Corrupted Wish Game III

Welp, no mod moved the one I rezzed over in the Game Room (since it predated this subforum), so starting a new one.

Try to humorously corrupt the previous wish, then provide a wish of yours,

I wish Donald Trump would be incapable of saying anything other than “Bork bork bork!” no matter what he really intends to say.

Conway and Spicer declare that nothing’s wrong and those “in the know” understand what it means. Fox News declares it genius. The Republican senators line up and follow along. Pence grins like a brain damaged mule. Trump is reelected for a second term.
I wish that I was in better shape.

nm

In honor of Earth Day, you are now an oblate spheroid.

I wish my hair would stay the same length it is now.

Frankly, IG, your Trump scenario is not a corruption. :smiley:

Poof! You are, Now and Forever, permanently bald.
I wish the Justice League movie will be as good as the Wonder Woman film.

The Justice League will consist of Wonder Woman, period.

Whatever happens to me happens to you doubly.

You are just as smart as you are now.

I want a package of Flakey Flix.

You get a package…from the last batch they made before discontinuing them.

I want a healthy and happy Karen Carpenter back.

Which are still fresh.

She’s still dead… and can outrun you in pursuit of braaiiins!

I want the unreleased recordings of Jim Croce.

You have the unreleased recordings of Jim Croce–unreleased for good reason since he decided he didn’t want to sing in Tiny Tim’s style after all.

I want a copy of Shakespeare’s lost play, Cardenio.

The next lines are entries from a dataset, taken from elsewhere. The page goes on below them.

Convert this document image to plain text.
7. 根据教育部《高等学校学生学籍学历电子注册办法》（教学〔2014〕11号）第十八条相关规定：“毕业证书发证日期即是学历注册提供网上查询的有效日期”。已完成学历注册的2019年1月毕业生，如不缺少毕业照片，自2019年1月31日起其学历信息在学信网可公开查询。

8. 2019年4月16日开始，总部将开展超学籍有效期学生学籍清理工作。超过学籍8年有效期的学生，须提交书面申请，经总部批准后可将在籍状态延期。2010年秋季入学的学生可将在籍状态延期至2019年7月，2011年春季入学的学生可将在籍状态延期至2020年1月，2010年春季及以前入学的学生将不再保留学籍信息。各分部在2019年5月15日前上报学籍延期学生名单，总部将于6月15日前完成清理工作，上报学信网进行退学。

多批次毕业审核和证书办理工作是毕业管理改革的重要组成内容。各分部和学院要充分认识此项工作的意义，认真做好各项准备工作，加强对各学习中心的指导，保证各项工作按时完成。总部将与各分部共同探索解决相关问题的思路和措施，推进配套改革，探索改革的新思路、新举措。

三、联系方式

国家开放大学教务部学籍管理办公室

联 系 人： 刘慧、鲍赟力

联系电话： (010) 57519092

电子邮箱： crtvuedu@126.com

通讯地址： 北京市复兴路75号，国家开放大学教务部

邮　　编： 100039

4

You get a copy of Cardenio, all right, but other than the title it’s in a code which even the NSA can’t figure out.

I want to be a billionaire and in excellent health, respected and admired by all.

You are locked and sealed inside a glass vault in the middle of Wall Street (so none of those nasty carcinogens can ever get to you), with all the money and admiring eyes you could ever want.

I want to bring my one true love back from the edge of oblivion.

She puts the game Oblivion back on the shelf and invests her life savings in the online Star Citizen game and Elio Motors.

I want everyone in the world to become severely allergic to cigarettes.

Everyone becomes allergic to cigarettes. Unfortunately, for some unknown meteorological reason it starts raining tobacco products.

I want a dish of frogurt with sprinkles.

Throws frogs and yogurt into a blender Tops with sprinkles.

I wish for world peace.

I am absolute ruler of the world, with people wanting to obey my every wish.

I am absolute ruler of the world, with people wanting to obey my every wish.

:smiley:

My army of heavily armed Pepperbots insist that I am absolute ruler of the world, with androids wanting to obey my every wish.

I wish Hillary Clinton would go into retirement.

Hillary buys Big O Tires.

I want a new truck.

A new truck accidentally falls from a cargo plane passing overhead, landing on your garage and smashing itself and the garage to smithereens. But it’s yours!

I wish I wrote an original, bestselling song that everyone loved and that earned me a lot of money.

Here ya go: Elendil’s Air. Be aware that you will be expected to perform it before a crowd of devoted fans every night for the rest of your life, though.
I wish I had more vim, vigor and get-up-and-go.